D) Enhancement of immune response by GCP fractions

In this study, we investigated the cytokine production from the splenocytes of tumor bearing mice by treatment with GCP and its fractions.

Methods：

Mouse lung cancer cells 3LL (2x10⁴/mouse) were inoculated s.c. into syngeneic C57 mice (three mice per group) and administered orally with various samples for one week (the samples were: control = tap water; GCP = total GCP – FD, GCP water-soluble fraction; and GCP insoluble fraction for both water or EtOH, which was respected containing mainly polysaccharide derived from basidiomycetes). After one week of treatments, the splenocytes were removed sterilely and adjusted into 1x10⁶/ mL, and stimulated with Con-A (10 g/ml) for 48 hours, then collected the supernatants, the cytokines in the supernatants including IL-2, IFN-γ,and TNF-α were detected by ELISA assay.

Results：

As the results show in following figures, IFN-γ, IL-2, TNF-α production were GCP insoluble fractions ＞ GCP water soluble fraction ＞ total GCP-FD＞Control (only Con-A stimulated). Particularly in the GCP insoluble fraction, the immune enhancing activities were 7 times higher than the control for IFN-γ, 30 times higher for IL-2, and 11 times higher for TNF-α.

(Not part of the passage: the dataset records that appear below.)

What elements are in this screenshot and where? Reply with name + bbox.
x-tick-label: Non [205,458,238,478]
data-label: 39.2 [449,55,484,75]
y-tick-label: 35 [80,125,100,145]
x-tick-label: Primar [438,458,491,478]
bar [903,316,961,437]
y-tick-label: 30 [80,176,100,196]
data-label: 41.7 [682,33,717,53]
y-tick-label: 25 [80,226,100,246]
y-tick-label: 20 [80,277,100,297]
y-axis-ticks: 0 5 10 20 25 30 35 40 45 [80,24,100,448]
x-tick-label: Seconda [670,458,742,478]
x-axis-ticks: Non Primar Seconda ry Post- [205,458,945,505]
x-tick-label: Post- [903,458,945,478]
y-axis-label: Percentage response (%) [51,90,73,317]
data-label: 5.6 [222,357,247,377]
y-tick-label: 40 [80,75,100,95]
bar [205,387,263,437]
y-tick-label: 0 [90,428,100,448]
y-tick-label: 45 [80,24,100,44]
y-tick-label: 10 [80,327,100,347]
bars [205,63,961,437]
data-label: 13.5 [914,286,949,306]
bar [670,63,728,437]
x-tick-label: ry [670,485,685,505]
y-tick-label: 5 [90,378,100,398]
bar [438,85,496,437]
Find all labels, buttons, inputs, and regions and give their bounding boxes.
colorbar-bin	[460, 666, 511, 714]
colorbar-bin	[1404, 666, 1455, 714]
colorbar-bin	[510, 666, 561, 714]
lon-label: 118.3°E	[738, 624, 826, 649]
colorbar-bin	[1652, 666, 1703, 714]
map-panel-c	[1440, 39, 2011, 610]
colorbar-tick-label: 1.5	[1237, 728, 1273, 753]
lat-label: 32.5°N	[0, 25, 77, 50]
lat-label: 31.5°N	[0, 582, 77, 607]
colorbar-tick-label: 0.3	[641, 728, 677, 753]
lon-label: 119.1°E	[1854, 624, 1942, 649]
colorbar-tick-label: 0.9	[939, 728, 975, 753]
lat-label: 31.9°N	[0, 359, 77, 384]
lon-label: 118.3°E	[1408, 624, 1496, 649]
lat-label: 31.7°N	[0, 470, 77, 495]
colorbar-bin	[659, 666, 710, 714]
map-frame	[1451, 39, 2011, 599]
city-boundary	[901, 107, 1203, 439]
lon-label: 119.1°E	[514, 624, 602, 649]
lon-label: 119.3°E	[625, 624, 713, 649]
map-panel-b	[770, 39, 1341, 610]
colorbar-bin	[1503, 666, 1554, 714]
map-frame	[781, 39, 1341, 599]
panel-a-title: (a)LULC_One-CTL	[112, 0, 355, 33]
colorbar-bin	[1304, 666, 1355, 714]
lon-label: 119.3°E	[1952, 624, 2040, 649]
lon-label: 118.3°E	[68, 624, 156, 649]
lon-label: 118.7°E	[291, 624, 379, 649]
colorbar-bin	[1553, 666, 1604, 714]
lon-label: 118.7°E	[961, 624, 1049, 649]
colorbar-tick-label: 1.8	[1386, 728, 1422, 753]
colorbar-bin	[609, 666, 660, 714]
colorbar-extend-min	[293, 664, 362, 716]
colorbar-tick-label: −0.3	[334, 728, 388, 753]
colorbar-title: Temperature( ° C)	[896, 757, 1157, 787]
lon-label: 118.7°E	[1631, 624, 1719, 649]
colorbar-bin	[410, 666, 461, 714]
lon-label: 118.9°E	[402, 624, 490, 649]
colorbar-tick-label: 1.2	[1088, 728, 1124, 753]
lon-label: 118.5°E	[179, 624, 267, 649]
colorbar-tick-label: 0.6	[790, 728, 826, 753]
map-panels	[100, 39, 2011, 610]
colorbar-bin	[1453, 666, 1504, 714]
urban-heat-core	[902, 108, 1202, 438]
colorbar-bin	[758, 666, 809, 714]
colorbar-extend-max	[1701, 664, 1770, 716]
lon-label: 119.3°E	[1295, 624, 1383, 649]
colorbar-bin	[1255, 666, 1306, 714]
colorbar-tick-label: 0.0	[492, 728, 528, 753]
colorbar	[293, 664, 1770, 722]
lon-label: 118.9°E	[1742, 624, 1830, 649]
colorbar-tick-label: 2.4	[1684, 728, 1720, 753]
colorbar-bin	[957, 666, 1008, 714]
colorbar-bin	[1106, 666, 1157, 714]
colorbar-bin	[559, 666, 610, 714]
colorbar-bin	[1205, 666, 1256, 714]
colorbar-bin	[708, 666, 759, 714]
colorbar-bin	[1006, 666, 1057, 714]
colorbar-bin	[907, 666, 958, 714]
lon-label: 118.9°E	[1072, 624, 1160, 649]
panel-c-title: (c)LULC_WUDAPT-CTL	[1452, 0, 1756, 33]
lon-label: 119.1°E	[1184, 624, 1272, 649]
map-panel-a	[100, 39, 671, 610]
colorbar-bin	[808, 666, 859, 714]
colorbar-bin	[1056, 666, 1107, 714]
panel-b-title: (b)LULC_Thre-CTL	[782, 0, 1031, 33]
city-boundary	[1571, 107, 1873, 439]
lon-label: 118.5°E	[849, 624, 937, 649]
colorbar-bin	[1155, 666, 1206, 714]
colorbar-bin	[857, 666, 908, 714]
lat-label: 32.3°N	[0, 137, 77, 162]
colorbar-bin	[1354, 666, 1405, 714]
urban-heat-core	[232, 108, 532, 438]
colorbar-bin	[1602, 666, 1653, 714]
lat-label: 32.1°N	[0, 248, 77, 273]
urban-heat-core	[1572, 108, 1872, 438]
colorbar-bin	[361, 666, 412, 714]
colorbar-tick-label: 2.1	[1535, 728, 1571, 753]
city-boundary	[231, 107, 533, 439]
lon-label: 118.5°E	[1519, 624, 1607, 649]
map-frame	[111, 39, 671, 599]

Summary: The results described above indicate that GCP insoluble fraction induced higher IFN-γproduction as well as other cytokines production. It strongly suggests basidiomycetes derived polysaccharide are involved in enhancing immune response. Furthermore, these results suggest that GCP is an anti-tumor substance due to its anti-angiogenesis activity, ability to induce apoptosis, and also its immune enhancing activity.